And as my own experience shows, it is straightforward to add a symmetry option and send the results to catagolue without there being any support for it
That's a good point; I should add this to my to-do list.
Not to mention that people could change the hashsoup() function to simply place the loafer in bit-for-bit plus external sparks, and any individual soup couldn't be proven unrandom
No, because apgsearch doesn't upload the soups; it uploads the strings which are hashed to give the soups*. And it's intractable** to reverse-engineer SHA-256 to find a preimage of your favourite sub-16-by-16 object (e.g. a loafer).
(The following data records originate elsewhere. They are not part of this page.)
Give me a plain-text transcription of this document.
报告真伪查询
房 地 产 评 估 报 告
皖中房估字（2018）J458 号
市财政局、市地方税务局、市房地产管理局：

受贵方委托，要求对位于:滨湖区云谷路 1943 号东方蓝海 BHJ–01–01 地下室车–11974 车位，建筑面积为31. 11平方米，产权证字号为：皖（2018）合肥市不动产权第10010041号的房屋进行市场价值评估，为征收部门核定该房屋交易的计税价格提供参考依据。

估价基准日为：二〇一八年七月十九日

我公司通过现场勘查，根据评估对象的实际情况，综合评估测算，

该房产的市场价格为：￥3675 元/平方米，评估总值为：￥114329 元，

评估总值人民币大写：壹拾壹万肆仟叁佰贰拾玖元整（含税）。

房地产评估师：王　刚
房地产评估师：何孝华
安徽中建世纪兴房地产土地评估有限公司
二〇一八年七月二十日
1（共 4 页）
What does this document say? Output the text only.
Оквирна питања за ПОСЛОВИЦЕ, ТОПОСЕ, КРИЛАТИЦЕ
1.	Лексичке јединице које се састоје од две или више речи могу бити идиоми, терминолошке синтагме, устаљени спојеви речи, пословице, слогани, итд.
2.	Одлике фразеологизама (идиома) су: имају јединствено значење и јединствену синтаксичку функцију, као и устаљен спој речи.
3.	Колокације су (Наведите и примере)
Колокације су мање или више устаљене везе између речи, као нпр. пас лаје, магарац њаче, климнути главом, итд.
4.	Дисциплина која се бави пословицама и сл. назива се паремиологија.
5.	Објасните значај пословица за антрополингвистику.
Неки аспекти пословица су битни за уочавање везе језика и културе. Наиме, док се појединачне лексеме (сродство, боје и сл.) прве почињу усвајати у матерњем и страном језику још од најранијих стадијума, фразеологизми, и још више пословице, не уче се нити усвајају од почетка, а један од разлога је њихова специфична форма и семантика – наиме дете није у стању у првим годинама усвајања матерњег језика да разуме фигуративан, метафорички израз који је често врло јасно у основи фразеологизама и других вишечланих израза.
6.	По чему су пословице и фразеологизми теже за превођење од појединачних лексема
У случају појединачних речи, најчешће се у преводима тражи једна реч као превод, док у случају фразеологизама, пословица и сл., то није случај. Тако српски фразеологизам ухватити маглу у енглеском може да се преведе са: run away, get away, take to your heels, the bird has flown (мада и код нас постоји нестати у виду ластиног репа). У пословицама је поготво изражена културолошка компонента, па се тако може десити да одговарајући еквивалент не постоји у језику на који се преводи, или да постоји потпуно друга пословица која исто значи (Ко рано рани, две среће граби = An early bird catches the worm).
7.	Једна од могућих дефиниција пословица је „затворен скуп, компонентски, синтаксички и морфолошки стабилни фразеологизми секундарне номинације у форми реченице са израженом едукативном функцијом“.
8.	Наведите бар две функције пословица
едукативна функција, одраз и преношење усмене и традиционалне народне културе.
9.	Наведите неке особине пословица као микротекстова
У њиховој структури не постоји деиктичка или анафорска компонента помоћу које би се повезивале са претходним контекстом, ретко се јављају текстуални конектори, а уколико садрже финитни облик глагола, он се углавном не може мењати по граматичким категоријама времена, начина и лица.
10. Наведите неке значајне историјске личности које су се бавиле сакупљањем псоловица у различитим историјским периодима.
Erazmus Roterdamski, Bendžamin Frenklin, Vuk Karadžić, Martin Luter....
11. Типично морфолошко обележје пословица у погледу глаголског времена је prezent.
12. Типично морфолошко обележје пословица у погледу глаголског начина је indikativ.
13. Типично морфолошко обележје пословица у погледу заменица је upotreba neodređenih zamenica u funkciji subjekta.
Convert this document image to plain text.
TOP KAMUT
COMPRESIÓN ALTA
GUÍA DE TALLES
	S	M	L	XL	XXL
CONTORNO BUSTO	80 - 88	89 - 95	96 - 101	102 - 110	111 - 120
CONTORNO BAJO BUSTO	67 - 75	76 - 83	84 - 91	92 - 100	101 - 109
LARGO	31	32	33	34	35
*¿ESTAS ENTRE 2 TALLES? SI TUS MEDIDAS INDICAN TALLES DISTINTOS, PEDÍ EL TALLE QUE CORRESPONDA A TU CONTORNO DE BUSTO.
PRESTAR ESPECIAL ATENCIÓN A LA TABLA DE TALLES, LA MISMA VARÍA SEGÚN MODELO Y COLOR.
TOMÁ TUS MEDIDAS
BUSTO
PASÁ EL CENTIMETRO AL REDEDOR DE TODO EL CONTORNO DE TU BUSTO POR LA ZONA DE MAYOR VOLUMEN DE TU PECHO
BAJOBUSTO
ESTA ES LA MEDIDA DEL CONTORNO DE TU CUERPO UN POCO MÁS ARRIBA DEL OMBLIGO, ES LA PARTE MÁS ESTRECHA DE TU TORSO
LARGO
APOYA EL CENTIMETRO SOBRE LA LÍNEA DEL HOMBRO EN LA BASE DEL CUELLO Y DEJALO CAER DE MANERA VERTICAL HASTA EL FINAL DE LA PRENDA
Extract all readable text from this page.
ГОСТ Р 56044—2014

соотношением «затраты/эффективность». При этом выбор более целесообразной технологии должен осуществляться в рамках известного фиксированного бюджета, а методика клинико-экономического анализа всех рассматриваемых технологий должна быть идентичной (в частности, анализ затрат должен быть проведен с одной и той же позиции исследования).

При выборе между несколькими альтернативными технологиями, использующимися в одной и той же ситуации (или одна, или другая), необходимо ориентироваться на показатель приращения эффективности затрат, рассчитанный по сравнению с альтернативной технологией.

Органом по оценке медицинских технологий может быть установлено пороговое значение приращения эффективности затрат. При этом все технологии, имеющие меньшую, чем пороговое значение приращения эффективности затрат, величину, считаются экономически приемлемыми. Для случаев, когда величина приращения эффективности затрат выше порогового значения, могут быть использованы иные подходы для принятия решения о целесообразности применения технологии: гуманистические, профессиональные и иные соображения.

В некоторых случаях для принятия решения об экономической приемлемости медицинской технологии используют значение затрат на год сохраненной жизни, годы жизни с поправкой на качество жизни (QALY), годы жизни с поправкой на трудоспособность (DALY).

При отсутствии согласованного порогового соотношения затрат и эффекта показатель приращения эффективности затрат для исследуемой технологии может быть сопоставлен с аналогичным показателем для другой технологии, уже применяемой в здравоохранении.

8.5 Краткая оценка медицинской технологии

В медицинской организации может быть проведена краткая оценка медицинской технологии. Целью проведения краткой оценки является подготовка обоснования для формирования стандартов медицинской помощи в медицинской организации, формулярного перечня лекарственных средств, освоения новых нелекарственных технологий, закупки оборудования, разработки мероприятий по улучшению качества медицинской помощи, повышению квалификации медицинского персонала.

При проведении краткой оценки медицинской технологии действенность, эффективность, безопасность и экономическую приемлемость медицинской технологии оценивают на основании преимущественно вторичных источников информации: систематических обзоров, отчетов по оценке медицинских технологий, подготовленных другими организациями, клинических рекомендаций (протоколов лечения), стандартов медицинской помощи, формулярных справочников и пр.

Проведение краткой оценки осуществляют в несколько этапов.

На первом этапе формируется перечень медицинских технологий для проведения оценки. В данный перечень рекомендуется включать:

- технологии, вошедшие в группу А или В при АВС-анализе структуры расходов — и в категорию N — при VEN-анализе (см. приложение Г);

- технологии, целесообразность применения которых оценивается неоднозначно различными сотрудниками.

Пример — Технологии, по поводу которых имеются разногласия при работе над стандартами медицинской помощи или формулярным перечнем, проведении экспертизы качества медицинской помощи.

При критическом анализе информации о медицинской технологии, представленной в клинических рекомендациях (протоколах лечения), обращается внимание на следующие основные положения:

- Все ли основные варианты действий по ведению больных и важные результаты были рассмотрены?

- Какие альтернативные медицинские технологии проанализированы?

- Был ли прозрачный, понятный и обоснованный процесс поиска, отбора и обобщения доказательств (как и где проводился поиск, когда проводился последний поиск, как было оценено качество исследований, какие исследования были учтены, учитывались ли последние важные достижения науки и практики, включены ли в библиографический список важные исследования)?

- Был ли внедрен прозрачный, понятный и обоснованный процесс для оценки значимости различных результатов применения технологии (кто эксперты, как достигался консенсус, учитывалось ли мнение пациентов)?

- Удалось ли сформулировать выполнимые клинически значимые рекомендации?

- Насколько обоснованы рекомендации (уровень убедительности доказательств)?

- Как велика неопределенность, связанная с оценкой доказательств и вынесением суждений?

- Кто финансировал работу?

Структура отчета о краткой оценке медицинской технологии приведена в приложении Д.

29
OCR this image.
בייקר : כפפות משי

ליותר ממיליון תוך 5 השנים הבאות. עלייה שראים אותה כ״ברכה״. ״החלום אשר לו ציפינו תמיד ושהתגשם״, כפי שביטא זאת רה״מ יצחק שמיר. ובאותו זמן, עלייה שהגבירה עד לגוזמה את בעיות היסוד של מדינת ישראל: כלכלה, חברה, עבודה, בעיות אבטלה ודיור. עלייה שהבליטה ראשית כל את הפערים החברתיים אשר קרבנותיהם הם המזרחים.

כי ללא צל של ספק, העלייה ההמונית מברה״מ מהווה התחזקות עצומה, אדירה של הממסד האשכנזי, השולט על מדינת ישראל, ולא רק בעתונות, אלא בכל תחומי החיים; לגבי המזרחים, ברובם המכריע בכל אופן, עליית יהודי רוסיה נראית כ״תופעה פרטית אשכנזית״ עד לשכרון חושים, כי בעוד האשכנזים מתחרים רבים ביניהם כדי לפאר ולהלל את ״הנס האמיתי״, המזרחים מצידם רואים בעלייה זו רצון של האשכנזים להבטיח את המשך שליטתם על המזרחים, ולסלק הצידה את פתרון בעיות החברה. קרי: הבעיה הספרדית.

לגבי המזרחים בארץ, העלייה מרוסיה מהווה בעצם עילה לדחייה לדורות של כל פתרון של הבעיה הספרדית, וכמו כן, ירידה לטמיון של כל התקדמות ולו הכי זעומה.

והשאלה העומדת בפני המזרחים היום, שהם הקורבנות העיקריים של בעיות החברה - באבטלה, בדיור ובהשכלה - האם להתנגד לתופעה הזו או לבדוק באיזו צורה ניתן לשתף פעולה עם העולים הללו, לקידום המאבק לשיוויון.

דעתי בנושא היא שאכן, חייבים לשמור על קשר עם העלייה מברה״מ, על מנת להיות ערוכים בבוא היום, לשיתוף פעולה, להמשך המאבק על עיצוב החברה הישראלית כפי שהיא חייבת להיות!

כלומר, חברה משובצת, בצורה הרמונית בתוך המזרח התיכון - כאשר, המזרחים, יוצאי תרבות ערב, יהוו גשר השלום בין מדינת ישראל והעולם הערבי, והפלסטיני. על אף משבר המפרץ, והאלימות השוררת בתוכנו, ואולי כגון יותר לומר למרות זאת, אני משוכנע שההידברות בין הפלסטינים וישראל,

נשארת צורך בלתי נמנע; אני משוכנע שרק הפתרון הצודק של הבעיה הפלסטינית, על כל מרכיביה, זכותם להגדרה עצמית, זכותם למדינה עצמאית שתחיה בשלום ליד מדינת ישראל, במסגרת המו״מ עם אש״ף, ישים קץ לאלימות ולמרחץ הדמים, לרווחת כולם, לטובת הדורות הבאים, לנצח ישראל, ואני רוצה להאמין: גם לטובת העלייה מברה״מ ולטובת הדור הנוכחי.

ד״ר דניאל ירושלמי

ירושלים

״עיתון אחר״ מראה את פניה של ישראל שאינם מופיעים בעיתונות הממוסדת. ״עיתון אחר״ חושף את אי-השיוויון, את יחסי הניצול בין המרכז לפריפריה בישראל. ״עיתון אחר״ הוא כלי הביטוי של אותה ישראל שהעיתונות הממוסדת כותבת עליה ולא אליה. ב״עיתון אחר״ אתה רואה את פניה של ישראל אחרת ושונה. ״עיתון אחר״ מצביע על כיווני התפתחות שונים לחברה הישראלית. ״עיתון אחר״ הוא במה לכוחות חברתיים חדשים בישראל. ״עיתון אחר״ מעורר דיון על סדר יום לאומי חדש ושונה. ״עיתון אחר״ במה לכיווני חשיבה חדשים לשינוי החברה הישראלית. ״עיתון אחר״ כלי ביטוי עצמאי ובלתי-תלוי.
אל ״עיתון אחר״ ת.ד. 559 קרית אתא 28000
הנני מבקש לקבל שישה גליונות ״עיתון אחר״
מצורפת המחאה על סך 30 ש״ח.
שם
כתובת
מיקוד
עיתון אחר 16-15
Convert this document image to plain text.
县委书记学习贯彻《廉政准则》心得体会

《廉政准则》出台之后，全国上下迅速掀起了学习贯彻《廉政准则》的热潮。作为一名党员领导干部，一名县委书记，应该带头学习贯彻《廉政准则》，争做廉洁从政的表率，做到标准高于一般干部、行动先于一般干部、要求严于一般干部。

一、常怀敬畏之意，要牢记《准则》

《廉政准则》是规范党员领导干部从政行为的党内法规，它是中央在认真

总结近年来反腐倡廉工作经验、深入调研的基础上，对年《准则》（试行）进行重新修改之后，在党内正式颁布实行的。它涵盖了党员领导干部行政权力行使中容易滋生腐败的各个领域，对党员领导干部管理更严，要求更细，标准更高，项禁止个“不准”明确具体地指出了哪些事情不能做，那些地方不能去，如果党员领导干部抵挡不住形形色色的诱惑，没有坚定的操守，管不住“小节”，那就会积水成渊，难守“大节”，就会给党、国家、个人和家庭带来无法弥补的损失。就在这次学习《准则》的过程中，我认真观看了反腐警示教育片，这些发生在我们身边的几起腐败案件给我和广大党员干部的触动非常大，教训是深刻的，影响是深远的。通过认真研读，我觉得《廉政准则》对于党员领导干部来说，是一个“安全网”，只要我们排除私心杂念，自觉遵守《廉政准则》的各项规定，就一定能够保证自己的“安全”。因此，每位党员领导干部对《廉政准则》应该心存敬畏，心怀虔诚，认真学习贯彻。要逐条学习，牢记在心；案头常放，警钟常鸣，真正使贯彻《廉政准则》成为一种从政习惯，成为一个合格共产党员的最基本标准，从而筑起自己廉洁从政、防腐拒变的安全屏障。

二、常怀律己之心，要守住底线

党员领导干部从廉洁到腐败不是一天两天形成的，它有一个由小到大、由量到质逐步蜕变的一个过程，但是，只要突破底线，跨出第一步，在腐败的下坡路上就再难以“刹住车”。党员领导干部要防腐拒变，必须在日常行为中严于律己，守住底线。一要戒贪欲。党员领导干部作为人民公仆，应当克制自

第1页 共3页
* which you should already know, since that's precisely why your 25pct and 75pct soups weren't interpreted correctly until I changed the server-side hashsoup() function to accommodate the new symmetry types.
** that is to say, the computational difficulty of getting the top-left 9-by-9 box to be a particular configuration (in this case, a loafer and nothing else) is 2^81 hashes, which is roughly the total amount of hashpower dedicated to Bitcoin since its conception.
On the subject of cryptocurrencies, implementing Lifecoin is quite low on my deque of programming projects and my free time is rather limited, so don't expect it to come to fruition this year. (Incidentally, please don't attempt to get me rusticated, sacked or dumped in order to increase my amount of free time; even Niccolo Machiavelli would consider that to be a step too far.)
I did, however, have enough free time this evening to implement a new b3s23/C1-specific 'statistics' page on Catagolue to summarise our favourite census:
http://catagolue.appspot.com/statistics
This is similar to the homepages of Achim and Andrzej, but dynamically created by the server. As such, please don't DDoS it; each
/statistics request costs about 50 datastore read operations and there's no caching. The same situation occurs with
/textcensus, so that infernal Python script which sequentially examines all symmetries has a huge carbon footprint (probably 1000 reads or so).